AWS CloudWatch Logs is the preferred service for aggregating and accessing recent logs. It integrates with other AWS services, providing a unified Web-based view of log types across multiple sources, eliminating the new to connect to individual servers and find specific files.
Accessing and Filtering Logs
Logs are available in the AWS Console under the CloudWatch service, then navigating to Logs / Log Groups. See View Log Data Sent to CloudWatch Logs and Filter and pattern syntax.
EC2 Virtual Machine Logs
Virtual machine logs that capture interesting operational and security events are collected by the AWS CloudWatch agent and stored in CloudWatch log groups named after the log file:
- /var/log/aide: stores AIDE file integrity monitoring logs
- /var/log/audit: stores virtual machine-level events captured by the auditd framework
- /var/log/auth or /var/log/secure: store server authentication logs
- /var/log/clamav: stores the output of ClamAV scans
- /var/log/syslog: stores server syslogs (system events)
Individual log streams are named after each machine's private DNS address, which can be found in the EC2 console's "Details" tab. These logs are retained for 1 month; older logs can be found in an S3 bucket (details further below).
Web Server Logs
Apache and Nginx logs from multiple instances are stored in the /var/log/apache and /var/log/nginx log groups. These logs are also retained for a month and older logs archived in S3.
Docker container logs can be found in the containers log group. Log streams are named using each containers' unique ID. These can be identified by running docker ps on your EC2 instances. Container logs are stored for a year and are not archived in S3.
Amazon RDS publishes its logs to a group name starting with /aws/rds/instance. You can also access the same logs in the RDS console under each instance.
Other Log Types
cloudtrail-all-regions is a special log group, consolidating multi-region AWS CloudTrail (see below) audit logs into one stream. This stream is integrated with dynamic filters and CloudWatch alarms for compliance monitoring purposes.
patching contains logs of daily EC2 instance patching jobs managed by AWS SSM Patch Manager
The /vpc/vpc-* log groups contain VPC flow logs.
The ssm_sessions log group stores copies of recorded sessions from Systems Manager Session Manager, which provides an alternative to using SSH to connect to EC2 instances.
If you'd like to see other logs in the CloudWatch Logs interface, please create a support ticket.
CloudTrail Audit Log
AWS CloudTrail records changes to all AWS resources and their configurations. Besides the CloudWatch Log Group mentioned above, which is used for monitoring specific data events, long term storage of CloudTrail data is persisted to an encrypted S3 bucket named cloudtrail-all-regions-*.

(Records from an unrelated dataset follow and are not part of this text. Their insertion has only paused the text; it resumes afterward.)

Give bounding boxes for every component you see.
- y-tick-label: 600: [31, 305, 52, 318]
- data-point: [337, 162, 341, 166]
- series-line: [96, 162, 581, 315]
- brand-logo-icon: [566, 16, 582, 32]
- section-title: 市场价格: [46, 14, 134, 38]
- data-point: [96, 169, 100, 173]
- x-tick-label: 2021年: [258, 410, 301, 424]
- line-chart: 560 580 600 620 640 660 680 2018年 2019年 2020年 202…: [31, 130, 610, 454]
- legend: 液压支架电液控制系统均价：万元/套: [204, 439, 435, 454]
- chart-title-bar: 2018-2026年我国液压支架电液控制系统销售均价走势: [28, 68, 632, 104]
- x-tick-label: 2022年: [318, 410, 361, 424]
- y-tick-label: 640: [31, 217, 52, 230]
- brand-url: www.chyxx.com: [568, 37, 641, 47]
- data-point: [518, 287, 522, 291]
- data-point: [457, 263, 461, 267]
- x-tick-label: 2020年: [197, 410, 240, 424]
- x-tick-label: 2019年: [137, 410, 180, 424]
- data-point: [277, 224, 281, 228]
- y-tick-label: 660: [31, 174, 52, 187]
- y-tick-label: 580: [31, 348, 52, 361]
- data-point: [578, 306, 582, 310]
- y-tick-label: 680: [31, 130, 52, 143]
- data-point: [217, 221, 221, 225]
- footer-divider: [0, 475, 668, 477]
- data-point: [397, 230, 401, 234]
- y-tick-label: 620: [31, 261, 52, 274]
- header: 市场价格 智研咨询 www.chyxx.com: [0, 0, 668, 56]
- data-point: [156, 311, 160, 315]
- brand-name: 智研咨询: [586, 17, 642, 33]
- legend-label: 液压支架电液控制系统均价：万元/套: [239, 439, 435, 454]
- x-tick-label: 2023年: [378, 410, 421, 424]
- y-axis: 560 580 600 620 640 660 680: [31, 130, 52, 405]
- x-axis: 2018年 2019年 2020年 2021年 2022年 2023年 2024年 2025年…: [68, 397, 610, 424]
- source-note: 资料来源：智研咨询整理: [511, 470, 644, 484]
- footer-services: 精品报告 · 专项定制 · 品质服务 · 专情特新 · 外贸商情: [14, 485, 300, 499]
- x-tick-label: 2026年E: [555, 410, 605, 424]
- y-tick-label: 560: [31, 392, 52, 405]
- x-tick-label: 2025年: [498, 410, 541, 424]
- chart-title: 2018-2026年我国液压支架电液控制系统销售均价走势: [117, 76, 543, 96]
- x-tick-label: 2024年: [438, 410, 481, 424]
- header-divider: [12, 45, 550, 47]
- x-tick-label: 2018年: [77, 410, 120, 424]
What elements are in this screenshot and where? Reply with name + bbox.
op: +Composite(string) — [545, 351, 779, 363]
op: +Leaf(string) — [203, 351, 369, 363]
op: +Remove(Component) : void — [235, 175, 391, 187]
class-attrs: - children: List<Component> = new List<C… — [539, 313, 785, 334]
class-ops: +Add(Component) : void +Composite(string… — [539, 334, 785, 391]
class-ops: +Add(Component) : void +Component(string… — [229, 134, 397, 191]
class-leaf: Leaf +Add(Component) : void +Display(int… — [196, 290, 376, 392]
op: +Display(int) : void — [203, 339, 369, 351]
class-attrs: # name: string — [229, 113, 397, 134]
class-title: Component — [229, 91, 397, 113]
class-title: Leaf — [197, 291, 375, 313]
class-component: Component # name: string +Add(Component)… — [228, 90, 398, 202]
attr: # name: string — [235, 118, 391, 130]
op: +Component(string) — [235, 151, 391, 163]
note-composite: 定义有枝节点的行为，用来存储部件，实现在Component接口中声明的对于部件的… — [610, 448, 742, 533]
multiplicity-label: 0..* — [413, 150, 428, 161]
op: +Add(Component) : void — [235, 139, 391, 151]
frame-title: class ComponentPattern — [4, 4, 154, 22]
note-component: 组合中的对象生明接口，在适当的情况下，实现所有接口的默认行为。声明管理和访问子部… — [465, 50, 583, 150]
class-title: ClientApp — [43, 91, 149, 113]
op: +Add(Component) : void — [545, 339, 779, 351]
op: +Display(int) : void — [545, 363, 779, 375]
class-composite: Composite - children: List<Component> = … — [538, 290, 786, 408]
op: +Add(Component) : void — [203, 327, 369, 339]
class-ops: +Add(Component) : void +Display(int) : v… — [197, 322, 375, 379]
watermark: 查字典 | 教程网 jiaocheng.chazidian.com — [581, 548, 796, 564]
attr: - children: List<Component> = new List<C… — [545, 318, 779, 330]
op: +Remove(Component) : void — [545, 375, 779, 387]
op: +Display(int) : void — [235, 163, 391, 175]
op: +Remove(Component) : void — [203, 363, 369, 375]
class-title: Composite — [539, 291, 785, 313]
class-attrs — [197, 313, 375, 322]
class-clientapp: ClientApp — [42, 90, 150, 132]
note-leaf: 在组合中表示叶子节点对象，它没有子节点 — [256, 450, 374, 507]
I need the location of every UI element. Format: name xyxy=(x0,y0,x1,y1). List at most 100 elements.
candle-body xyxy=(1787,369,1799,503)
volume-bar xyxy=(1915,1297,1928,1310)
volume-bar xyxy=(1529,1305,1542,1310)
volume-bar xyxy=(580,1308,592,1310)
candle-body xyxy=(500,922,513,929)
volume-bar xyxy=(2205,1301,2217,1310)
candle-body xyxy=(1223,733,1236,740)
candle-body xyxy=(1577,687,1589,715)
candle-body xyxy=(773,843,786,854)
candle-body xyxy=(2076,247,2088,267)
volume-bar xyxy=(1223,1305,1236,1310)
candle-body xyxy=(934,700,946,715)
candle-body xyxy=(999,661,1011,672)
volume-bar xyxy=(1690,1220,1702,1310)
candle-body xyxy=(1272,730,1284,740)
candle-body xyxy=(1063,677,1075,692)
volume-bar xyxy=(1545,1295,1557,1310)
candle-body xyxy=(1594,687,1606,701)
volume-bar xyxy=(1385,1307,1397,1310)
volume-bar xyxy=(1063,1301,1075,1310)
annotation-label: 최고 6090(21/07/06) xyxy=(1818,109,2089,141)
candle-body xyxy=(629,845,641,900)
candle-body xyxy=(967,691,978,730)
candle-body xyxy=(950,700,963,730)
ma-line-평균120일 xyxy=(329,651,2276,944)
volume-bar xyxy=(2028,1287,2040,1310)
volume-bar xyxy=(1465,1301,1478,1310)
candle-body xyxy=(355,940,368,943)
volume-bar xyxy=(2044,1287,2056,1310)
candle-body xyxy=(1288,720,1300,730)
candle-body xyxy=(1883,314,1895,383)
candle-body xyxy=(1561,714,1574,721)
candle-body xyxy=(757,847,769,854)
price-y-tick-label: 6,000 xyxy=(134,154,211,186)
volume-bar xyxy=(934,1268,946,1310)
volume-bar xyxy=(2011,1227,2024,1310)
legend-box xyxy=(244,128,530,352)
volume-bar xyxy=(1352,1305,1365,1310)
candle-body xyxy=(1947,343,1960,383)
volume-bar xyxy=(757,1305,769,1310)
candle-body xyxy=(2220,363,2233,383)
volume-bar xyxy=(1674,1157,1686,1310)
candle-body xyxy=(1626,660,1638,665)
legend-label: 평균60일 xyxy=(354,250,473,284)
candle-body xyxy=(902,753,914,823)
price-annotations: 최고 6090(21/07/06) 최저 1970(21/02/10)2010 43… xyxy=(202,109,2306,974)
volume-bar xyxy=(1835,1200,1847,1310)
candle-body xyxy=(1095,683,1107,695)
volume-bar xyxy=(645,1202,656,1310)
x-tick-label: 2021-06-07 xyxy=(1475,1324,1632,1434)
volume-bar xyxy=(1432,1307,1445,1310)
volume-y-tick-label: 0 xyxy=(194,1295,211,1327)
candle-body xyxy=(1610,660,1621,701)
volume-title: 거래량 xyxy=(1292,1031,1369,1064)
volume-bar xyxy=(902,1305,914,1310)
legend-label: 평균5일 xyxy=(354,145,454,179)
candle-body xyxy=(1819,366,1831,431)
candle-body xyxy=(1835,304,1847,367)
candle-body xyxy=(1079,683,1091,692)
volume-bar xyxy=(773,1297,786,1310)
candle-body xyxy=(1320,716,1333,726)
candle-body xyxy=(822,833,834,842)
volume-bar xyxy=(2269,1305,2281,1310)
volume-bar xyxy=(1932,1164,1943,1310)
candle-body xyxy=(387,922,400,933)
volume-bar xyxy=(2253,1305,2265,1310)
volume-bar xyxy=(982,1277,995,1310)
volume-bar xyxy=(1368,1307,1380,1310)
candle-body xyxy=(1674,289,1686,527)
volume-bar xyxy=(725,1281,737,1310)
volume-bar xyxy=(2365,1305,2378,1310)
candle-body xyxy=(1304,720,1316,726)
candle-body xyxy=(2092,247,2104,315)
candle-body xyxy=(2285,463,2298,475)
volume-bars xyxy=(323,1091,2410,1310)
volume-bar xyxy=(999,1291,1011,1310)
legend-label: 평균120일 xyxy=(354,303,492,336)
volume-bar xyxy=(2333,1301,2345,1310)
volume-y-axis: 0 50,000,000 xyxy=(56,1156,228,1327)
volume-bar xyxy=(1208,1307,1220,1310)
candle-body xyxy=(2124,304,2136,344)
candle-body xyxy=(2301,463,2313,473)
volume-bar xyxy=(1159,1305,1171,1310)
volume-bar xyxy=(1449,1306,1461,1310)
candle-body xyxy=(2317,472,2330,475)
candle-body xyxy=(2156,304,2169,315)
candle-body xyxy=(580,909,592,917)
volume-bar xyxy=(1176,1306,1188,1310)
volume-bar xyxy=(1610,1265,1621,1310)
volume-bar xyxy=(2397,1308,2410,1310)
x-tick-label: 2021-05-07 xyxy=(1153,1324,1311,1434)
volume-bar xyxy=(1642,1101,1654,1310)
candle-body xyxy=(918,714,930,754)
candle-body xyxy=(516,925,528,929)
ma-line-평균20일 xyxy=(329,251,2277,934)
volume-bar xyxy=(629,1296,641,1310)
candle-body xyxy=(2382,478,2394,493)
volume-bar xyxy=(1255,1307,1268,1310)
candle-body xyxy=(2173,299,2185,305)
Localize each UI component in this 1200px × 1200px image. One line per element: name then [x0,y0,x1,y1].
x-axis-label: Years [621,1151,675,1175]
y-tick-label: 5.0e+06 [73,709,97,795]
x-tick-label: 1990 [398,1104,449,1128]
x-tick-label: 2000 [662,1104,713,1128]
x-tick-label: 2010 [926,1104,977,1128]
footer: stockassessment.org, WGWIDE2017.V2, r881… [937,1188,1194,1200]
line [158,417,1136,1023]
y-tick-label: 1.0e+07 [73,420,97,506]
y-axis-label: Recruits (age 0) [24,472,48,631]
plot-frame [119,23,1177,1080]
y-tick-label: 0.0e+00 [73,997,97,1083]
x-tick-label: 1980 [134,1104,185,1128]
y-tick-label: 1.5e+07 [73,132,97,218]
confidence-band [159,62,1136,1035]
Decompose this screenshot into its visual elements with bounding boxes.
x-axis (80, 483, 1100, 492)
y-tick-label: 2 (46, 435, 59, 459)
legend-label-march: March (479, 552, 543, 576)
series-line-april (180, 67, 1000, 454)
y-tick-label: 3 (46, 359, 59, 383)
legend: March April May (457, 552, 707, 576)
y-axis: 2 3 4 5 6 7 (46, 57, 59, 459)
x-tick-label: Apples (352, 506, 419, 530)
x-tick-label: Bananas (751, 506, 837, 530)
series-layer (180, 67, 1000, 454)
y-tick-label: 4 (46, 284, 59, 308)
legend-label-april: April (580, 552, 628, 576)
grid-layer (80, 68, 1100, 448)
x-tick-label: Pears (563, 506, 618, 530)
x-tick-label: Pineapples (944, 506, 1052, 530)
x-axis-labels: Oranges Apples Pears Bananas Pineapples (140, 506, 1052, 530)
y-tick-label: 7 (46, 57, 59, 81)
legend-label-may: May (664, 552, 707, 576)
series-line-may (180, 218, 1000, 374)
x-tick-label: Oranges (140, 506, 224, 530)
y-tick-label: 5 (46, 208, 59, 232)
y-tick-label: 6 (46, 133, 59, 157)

AWS Config is a service that enables you to assess, audit, and evaluate the configurations of your AWS resources. It works in tandem with CloudTrail, SecurityHub, and other supporting services.
Long Term Archival of Logs in S3
Based on data retention requirements, logs might need to be stored for several years, however the cost of doing so in CloudWatch can add up significantly. Therefore, Amazon S3 is used to archive logs for a longer duration beyond the retention periods configured in CloudWatch Logs. This helps reduce storage-related costs. In addition, certain logs cannot be stored in CloudWatch and must be stored in S3 by default.
S3 bucket names are unique across all AWS accounts and, therefore, have a specific naming convention in your account using the following format: purpose-region-account-random_id. Here is a summary of some of the S3 buckets you might find in your account:
- access-logs-*: provides detailed records for the requests that are made to other S3 buckets (reference)
- archived-logs-*: long term storage of EC2 virtual machine logs
- aws-config-*: required by AWS Config for storing its service logs
- cloudtrail-all-regions-*: required by AWS CloudTrail for storing its service logs
- load-balancer-logs-*: if you are using AWS Load Balancers, their traffic logs are stored in this bucket
- macie-*: required by AWS Macie for storing its service logs
- waf-*: if you are using the AWS Web Application Firewall (WAF) service, its logs are stored in this bucket
PHI Auditing Requirements
AWS does not provide automated capabilities to audit access to protected health information as required by HIPAA. The auditing and logging mechanisms described above capture information about potential access to PHI through the AWS console and APIs. However, it is a customer responsibility to implement functionality within their applications to record the viewing, modification, and destruction of PHI. This can be as simple as a implementing an "audit_trail" database table that records the details of the interaction. If a record containing PHI is deleted, the audit trail should preserve the original record.